The recent increase in interest rates is set to place significant pressure on homeowners in Victoria, as monthly mortgage repayments are expected to rise noticeably. On average, repayments could increase by around $90 per month, and with the possibility of further hikes, some households may face monthly losses of up to $200. This highlights a growing crisis for families already struggling with rising living costs.
Families living in growth areas across Victoria—such as Werribee, Tarneit, Craigieburn, Pakenham, and Geelong—are among the most affected by these developments. These regions rank among the highest in home sales across the state, making them key areas where borrowers are feeling increased financial strain.
Ari Levinson, Chief Financial Officer at Baseline Financial, noted that a 0.25 percentage point increase in interest rates would raise monthly repayments by more than $90 for average borrowers in most of these areas.
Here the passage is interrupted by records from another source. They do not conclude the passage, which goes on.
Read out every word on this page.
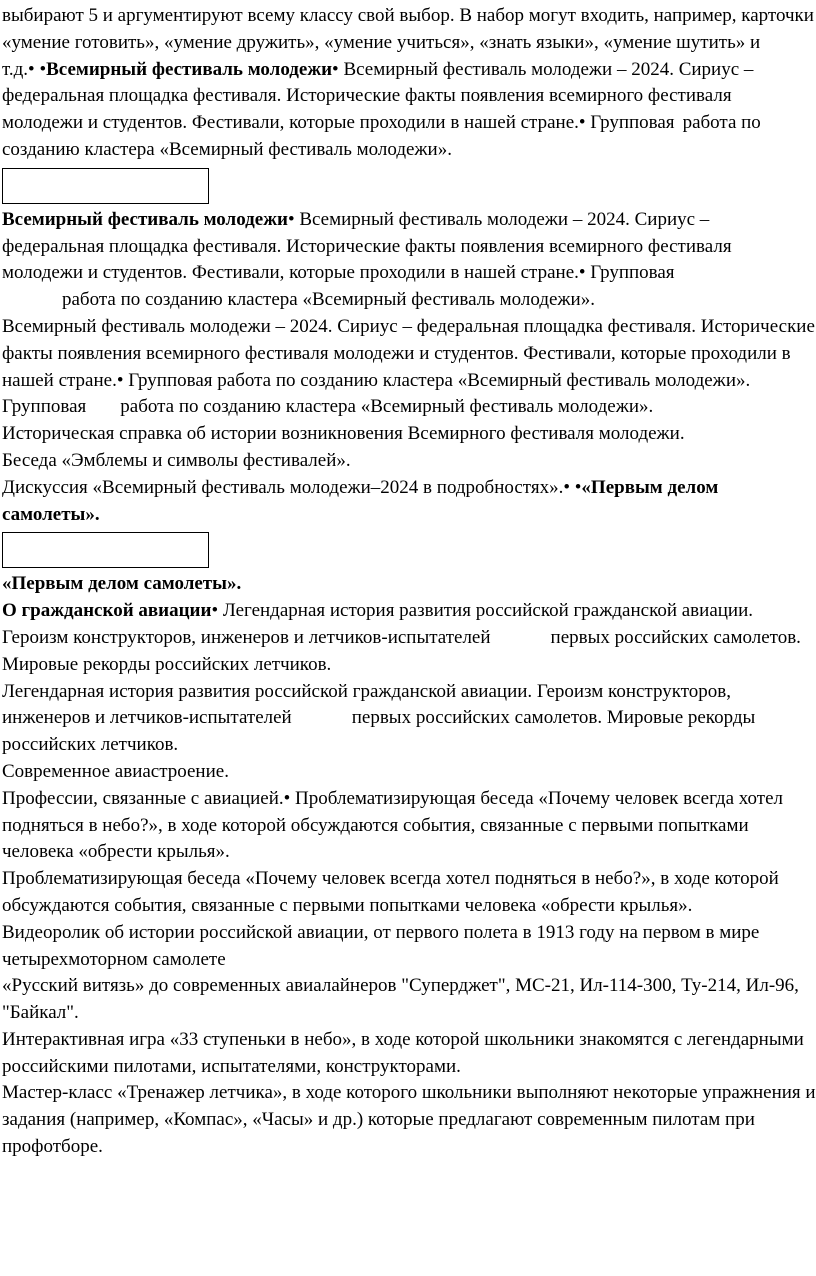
выбирают 5 и аргументируют всему классу свой выбор. В набор могут входить, например, карточки «умение готовить», «умение дружить», «умение учиться», «знать языки», «умение шутить» и

т.д.• •Всемирный фестиваль молодежи• Всемирный фестиваль молодежи – 2024. Сириус – федеральная площадка фестиваля. Исторические факты появления всемирного фестиваля молодежи и студентов. Фестивали, которые проходили в нашей стране.• Групповая работа по созданию кластера «Всемирный фестиваль молодежи».

Всемирный фестиваль молодежи• Всемирный фестиваль молодежи – 2024. Сириус – федеральная площадка фестиваля. Исторические факты появления всемирного фестиваля молодежи и студентов. Фестивали, которые проходили в нашей стране.• Групповая

работа по созданию кластера «Всемирный фестиваль молодежи».

Всемирный фестиваль молодежи – 2024. Сириус – федеральная площадка фестиваля. Исторические факты появления всемирного фестиваля молодежи и студентов. Фестивали, которые проходили в нашей стране.• Групповая работа по созданию кластера «Всемирный фестиваль молодежи».

Групповая работа по созданию кластера «Всемирный фестиваль молодежи».

Историческая справка об истории возникновения Всемирного фестиваля молодежи.

Беседа «Эмблемы и символы фестивалей».

Дискуссия «Всемирный фестиваль молодежи–2024 в подробностях».• •«Первым делом самолеты».

«Первым делом самолеты».

О гражданской авиации• Легендарная история развития российской гражданской авиации. Героизм конструкторов, инженеров и летчиков-испытателей	первых российских самолетов. Мировые рекорды российских летчиков.

Легендарная история развития российской гражданской авиации. Героизм конструкторов, инженеров и летчиков-испытателей	первых российских самолетов. Мировые рекорды российских летчиков.

Современное авиастроение.

Профессии, связанные с авиацией.• Проблематизирующая беседа «Почему человек всегда хотел подняться в небо?», в ходе которой обсуждаются события, связанные с первыми попытками человека «обрести крылья».

Проблематизирующая беседа «Почему человек всегда хотел подняться в небо?», в ходе которой обсуждаются события, связанные с первыми попытками человека «обрести крылья».

Видеоролик об истории российской авиации, от первого полета в 1913 году на первом в мире четырехмоторном самолете

«Русский витязь» до современных авиалайнеров "Суперджет", МС-21, Ил-114-300, Ту-214, Ил-96, "Байкал".

Интерактивная игра «33 ступеньки в небо», в ходе которой школьники знакомятся с легендарными российскими пилотами, испытателями, конструкторами.

Мастер-класс «Тренажер летчика», в ходе которого школьники выполняют некоторые упражнения и задания (например, «Компас», «Часы» и др.) которые предлагают современным пилотам при профотборе.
Based on a PropTrack data model, Levinson analyzed the impact of such changes on 30-year loans with a loan-to-value ratio of 80%.
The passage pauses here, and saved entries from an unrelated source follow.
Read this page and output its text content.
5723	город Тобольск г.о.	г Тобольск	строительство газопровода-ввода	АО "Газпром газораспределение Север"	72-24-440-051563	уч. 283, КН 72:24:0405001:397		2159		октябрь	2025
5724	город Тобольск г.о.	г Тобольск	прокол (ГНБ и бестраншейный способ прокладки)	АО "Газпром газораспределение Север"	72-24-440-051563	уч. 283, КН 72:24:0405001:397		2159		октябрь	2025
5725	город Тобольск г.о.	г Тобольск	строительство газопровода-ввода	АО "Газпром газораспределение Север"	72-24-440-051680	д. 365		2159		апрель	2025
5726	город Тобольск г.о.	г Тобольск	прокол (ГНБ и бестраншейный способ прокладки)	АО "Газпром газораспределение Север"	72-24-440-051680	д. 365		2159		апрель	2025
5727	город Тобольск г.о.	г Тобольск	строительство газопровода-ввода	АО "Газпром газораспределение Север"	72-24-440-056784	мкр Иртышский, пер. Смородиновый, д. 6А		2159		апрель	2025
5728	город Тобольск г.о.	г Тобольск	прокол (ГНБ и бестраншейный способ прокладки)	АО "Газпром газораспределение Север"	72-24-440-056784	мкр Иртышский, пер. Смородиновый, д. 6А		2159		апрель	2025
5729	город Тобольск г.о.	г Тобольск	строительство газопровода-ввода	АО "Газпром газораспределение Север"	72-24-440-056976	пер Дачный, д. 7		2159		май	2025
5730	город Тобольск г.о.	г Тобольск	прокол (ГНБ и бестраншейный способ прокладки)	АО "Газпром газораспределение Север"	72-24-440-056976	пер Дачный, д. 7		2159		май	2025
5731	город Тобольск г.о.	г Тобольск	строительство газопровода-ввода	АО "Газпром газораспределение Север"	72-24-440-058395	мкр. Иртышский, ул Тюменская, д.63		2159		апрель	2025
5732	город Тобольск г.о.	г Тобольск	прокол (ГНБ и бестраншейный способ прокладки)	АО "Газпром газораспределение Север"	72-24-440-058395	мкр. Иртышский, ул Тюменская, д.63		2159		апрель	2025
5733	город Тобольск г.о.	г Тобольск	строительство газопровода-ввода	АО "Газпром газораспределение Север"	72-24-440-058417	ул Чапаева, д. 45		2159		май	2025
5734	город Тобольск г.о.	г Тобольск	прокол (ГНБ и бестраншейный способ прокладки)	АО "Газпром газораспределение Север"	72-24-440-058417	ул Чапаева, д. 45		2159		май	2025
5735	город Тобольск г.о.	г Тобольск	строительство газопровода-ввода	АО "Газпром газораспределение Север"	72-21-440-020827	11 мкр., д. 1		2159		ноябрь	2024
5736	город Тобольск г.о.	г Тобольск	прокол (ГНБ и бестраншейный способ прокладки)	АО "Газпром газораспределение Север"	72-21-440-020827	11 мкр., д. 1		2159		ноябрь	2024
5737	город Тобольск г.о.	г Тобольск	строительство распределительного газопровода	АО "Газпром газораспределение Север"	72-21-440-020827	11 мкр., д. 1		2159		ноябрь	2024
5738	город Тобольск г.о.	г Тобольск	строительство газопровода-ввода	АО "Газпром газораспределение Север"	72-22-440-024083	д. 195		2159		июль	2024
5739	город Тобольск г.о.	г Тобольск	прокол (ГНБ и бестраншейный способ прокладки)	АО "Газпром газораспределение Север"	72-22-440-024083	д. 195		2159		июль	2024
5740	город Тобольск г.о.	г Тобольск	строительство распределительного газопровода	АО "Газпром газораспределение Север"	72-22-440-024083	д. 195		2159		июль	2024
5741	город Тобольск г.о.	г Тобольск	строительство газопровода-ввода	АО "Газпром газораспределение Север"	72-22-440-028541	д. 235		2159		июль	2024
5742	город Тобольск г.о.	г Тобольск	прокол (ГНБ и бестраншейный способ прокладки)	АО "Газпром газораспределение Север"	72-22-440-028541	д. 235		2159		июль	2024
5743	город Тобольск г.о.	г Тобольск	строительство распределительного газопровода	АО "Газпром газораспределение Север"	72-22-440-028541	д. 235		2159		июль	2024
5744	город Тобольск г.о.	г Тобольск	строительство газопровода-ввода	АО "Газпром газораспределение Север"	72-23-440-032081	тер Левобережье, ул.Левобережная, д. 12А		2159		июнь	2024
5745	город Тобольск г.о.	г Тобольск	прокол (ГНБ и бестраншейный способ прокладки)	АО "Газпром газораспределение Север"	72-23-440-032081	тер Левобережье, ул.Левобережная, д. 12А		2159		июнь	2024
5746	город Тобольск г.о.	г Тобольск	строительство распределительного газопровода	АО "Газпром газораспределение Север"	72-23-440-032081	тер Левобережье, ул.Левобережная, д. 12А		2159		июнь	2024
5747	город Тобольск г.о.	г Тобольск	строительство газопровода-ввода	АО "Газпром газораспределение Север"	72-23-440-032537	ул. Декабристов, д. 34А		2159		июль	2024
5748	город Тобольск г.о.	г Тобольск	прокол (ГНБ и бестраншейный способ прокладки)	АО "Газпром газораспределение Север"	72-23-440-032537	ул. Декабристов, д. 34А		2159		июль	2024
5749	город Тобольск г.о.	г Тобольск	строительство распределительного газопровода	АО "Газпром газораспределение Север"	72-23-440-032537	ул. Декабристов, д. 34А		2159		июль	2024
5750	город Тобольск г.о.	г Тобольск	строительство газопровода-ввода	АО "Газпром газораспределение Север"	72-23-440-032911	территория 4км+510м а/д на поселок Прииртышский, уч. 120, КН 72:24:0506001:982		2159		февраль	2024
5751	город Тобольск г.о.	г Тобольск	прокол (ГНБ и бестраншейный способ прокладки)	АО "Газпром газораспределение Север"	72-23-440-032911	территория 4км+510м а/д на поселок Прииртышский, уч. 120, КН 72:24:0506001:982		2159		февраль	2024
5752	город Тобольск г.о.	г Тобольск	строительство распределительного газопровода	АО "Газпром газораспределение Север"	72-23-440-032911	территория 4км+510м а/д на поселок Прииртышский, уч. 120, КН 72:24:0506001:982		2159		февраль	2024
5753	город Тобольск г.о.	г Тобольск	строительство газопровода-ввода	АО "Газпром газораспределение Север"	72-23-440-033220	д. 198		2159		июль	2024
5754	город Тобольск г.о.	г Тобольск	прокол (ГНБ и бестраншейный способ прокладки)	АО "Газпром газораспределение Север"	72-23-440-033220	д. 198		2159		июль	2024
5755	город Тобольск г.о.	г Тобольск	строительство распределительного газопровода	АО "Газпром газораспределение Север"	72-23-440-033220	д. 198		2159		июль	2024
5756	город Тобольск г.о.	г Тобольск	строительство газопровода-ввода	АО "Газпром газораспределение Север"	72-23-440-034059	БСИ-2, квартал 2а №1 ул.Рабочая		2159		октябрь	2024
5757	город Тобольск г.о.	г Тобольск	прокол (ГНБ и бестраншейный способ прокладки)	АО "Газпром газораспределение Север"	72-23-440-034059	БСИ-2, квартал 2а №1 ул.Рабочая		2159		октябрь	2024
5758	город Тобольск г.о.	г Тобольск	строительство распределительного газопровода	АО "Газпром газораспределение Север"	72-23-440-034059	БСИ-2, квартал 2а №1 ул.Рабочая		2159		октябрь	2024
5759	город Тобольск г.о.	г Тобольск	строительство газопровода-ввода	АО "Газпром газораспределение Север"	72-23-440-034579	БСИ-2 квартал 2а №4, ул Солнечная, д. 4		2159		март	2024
He added that two additional rate hikes could push monthly repayments up by between $180 and $200, with larger loans bearing a greater burden. He explained that financial pressure is particularly evident in areas like Tarneit, Pakenham, and Craigieburn, where buyers entered the market with relatively small deposits while also facing rising daily living expenses.
In Geelong’s growth corridors, financial stress is increasing among buyers who purchased during the COVID-19 market boom using high leverage. Similarly, in Melbourne’s outer suburbs, the impact of rising costs is especially pronounced among buyers who made significant efforts to enter the property market.
In comparison, the pressure in Geelong is also visible among buyers now facing higher household expenses as they move into new life stages. Overall, households remain on edge as interest rate increases continue to pose serious challenges for homeowners across Victoria.